Don Van Patten (born February 19, 1966, in Spokane, Washington) is a former American politician.

==Early life==
Given up in a private adoption at birth, he continued to live in the Spokane area until his parents relocated the family to Everett, Washington, at the age of three. At Everett High School, he was active in football and track, graduating in 1984. During his high school years his political views were heavily shaped by the career of Everett High School alumnus Henry M. Jackson. After high school, Van Patten moved to Tempe, Arizona, living and working as a tile and marble setter until returning to Seattle to attend Seattle Pacific University for two years. After leaving SPU, he gained employment at Allied-Signal Aerospace and transferred to Arizona State University to complete his education.

== Professional career ==
He has worked as a quality, process and application engineer in the printed circuit board industry since the early 1990s. In 1997 he relocated his family to New Hampshire, on behalf of the former Continental Circuits Corporation, to assume responsibilities for the New England sales office. Mr. Van Patten served in sales management for Toppan Electronics where he was responsible for the Eastern portion of North America and Europe. Currently, Mr. Van Patten is in sales management at Merix Corporation.

== Political career ==
He was a Republican member of the New Hampshire House of Representatives, representing the Rockingham 8th District elected in 2008. Representative Van Patten was endorsed by the Republican Leadership Council and the New Hampshire Advantage Coalition for election to the New Hampshire General Court. He served as a member of the Science Technology and Energy committee. In addition to his role as a state legislator he also serves as an appointed member of the ad hoc Hampstead Wage & Salary Committee since 2006. In 2007, he was elected as a member of the Hampstead Budget Committee since 2007 for a three-year term. The Hampstead Budget Committee is an advisory committee that is chartered with protecting the taxpayers interest in regard to the Hampstead town and school budgets.
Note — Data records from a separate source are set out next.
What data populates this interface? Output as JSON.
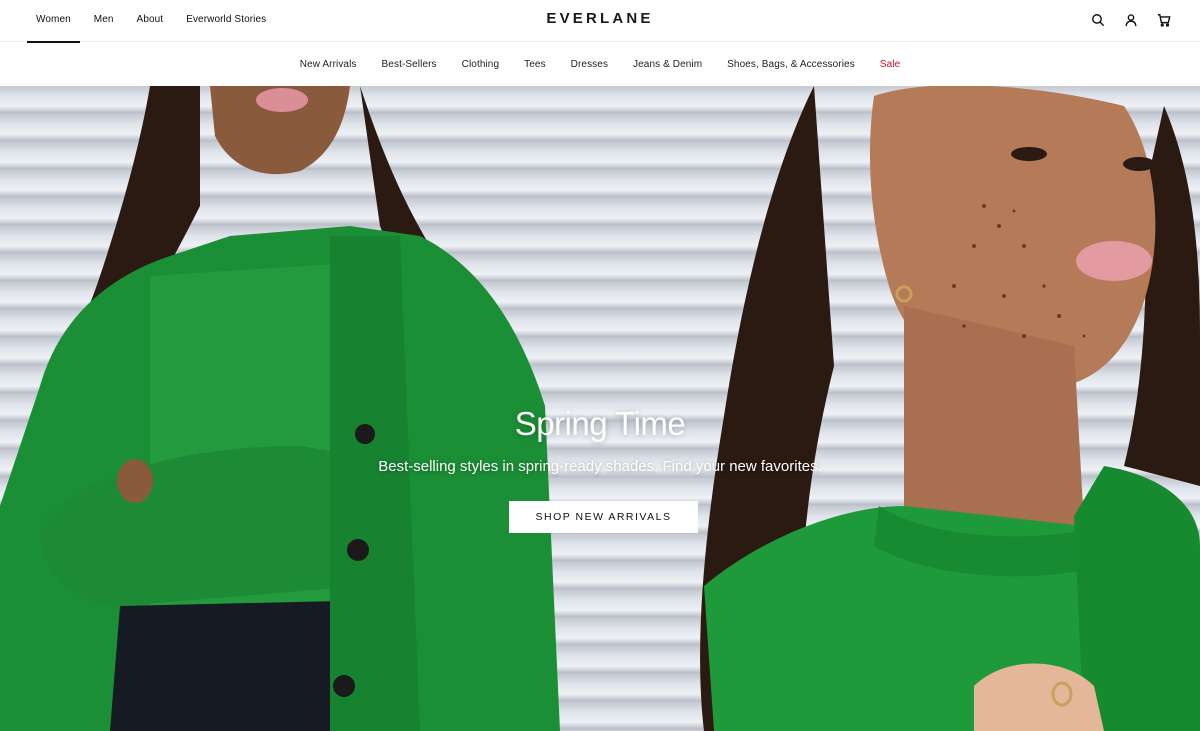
{
  "top_nav": {
    "tabs": [
      {
        "label": "Women",
        "active": true
      },
      {
        "label": "Men",
        "active": false
      },
      {
        "label": "About",
        "active": false
      },
      {
        "label": "Everworld Stories",
        "active": false
      }
    ],
    "logo": "EVERLANE",
    "icons": [
      "search-icon",
      "account-icon",
      "cart-icon"
    ]
  },
  "category_nav": {
    "items": [
      {
        "label": "New Arrivals"
      },
      {
        "label": "Best-Sellers"
      },
      {
        "label": "Clothing"
      },
      {
        "label": "Tees"
      },
      {
        "label": "Dresses"
      },
      {
        "label": "Jeans & Denim"
      },
      {
        "label": "Shoes, Bags, & Accessories"
      },
      {
        "label": "Sale"
      }
    ],
    "sale_color": "#c8102e"
  },
  "hero": {
    "title": "Spring Time",
    "subtitle": "Best-selling styles in spring-ready shades. Find your new favorites.",
    "cta_label": "SHOP NEW ARRIVALS",
    "accent_color": "#1f9a3a"
  }
}
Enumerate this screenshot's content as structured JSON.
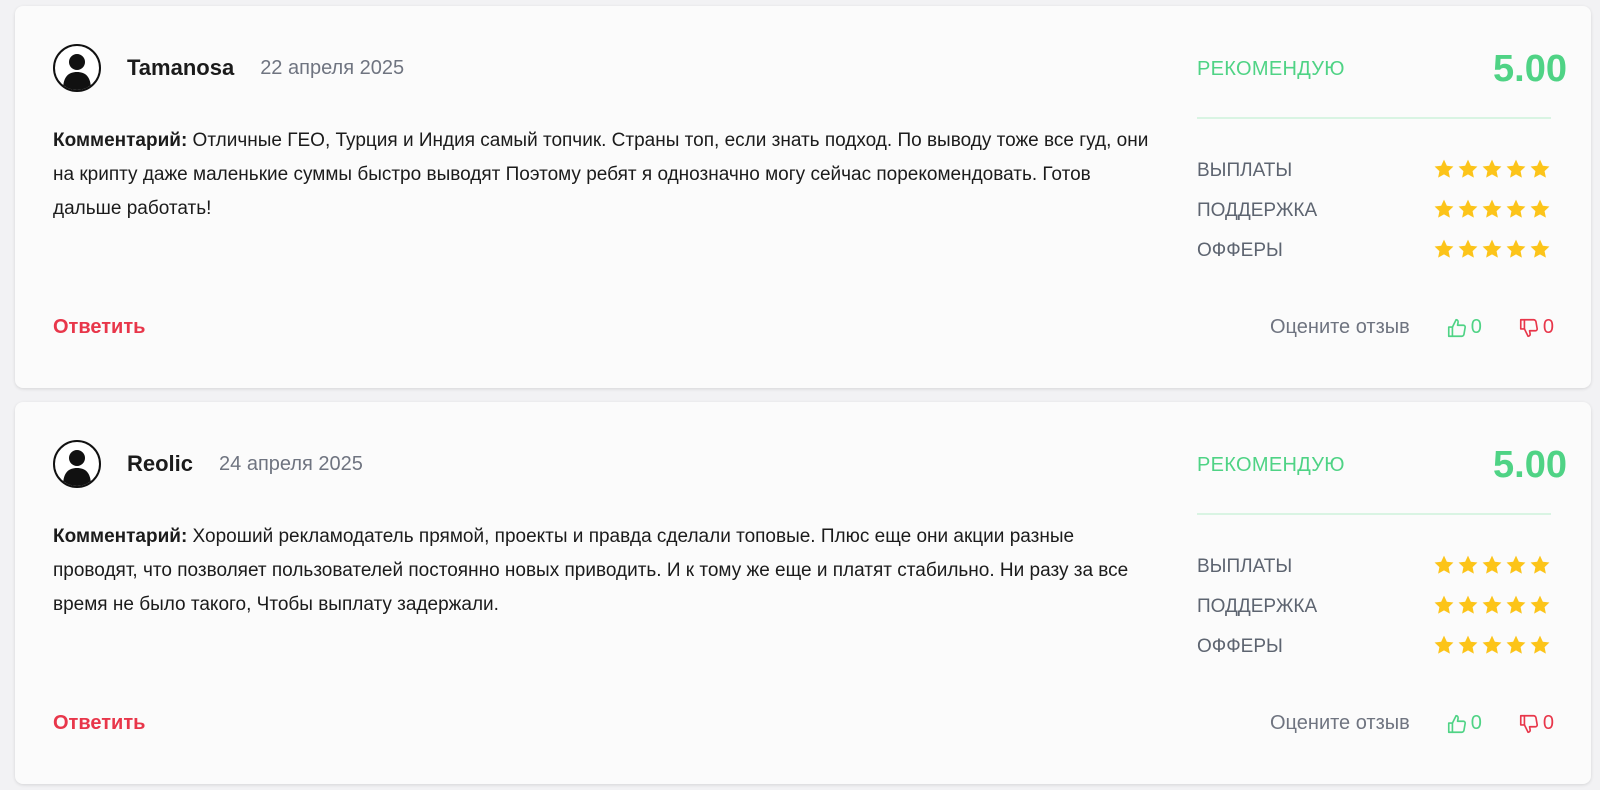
{
  "reviews": [
    {
      "author": "Tamanosa",
      "date": "22 апреля 2025",
      "comment_label": "Комментарий:",
      "comment_text": " Отличные ГЕО, Турция и Индия самый топчик. Страны топ, если знать подход. По выводу тоже все гуд, они на крипту даже маленькие суммы быстро выводят Поэтому ребят я однозначно могу сейчас порекомендовать. Готов дальше работать!",
      "verdict": "РЕКОМЕНДУЮ",
      "score": "5.00",
      "criteria": [
        {
          "label": "ВЫПЛАТЫ",
          "stars": 5
        },
        {
          "label": "ПОДДЕРЖКА",
          "stars": 5
        },
        {
          "label": "ОФФЕРЫ",
          "stars": 5
        }
      ],
      "reply_label": "Ответить",
      "rate_label": "Оцените отзыв",
      "likes": "0",
      "dislikes": "0"
    },
    {
      "author": "Reolic",
      "date": "24 апреля 2025",
      "comment_label": "Комментарий:",
      "comment_text": " Хороший рекламодатель прямой, проекты и правда сделали топовые. Плюс еще они акции разные проводят, что позволяет пользователей постоянно новых приводить. И к тому же еще и платят стабильно. Ни разу за все время не было такого, Чтобы выплату задержали.",
      "verdict": "РЕКОМЕНДУЮ",
      "score": "5.00",
      "criteria": [
        {
          "label": "ВЫПЛАТЫ",
          "stars": 5
        },
        {
          "label": "ПОДДЕРЖКА",
          "stars": 5
        },
        {
          "label": "ОФФЕРЫ",
          "stars": 5
        }
      ],
      "reply_label": "Ответить",
      "rate_label": "Оцените отзыв",
      "likes": "0",
      "dislikes": "0"
    }
  ],
  "colors": {
    "accent_green": "#4fd385",
    "accent_red": "#e8364a",
    "star": "#fcc419"
  },
  "icons": {
    "avatar": "user-silhouette-icon",
    "star": "star-icon",
    "like": "thumbs-up-icon",
    "dislike": "thumbs-down-icon"
  }
}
In the 2009 session Representative Van Patten was a cosponsor of HB428-FN to increase from $350,000 to $500,000 the amount of wine purchases off-premise retail license holders could purchase from the New Hampshire Liquor Commission at the maximum allowed discount. The bill was voted Inexpedient To Legislate 14-4 in the Local and Regulated Revenues Committee and killed on the floor by a voice vote.

Representative Van Patten challenged what he viewed as inaccurate representation of the voters of Hampstead by U.S. Senator Jeanne Shaheen and invited her to meet with the voters of Hampstead. Representative Van Patten cited two videos taken on the day in question and statement from the Hampstead town administration to the Eagle-Tribune that they did not see anyone who was prevented from meeting with the Senator's staff as the Senator asserted. Senator Shaheen did not provide a public comment in response to the letter published in the Carriage Town News or a direct response to Representative Van Patten.

Representative Van Patten was the original prime sponsor of HB1643 -FN, 2010 session, titled relative to requiring submission of a reduced spending alternative as part of the biennial budget process. This bill was designed to remove the legal requirement that state department heads provide bi-annual budgets that have zero or negative productivity growth through the maintenance budget process and to provide transparency to the budget process.

Representative Van Patten announced that he planned to provide real time updates on the vote counts house of the Science, Technology & Energy Committee and the NH House of Representatives via Twitter.

In addition to his legislative duties, he is a frequent contributor to The Advocates with Niel Young talk radio program Saturday mornings on WEZS 1350 AM based in Laconia, New Hampshire.

In October 2009, Representative Van Patten resigned from the New Hampshire General Court due to a change in his employer's ownership that affected his ability to represent his constituents. Representative Van Patten endorsed former General Court member Kenneth Weyler in the special election to fill his vacant seat.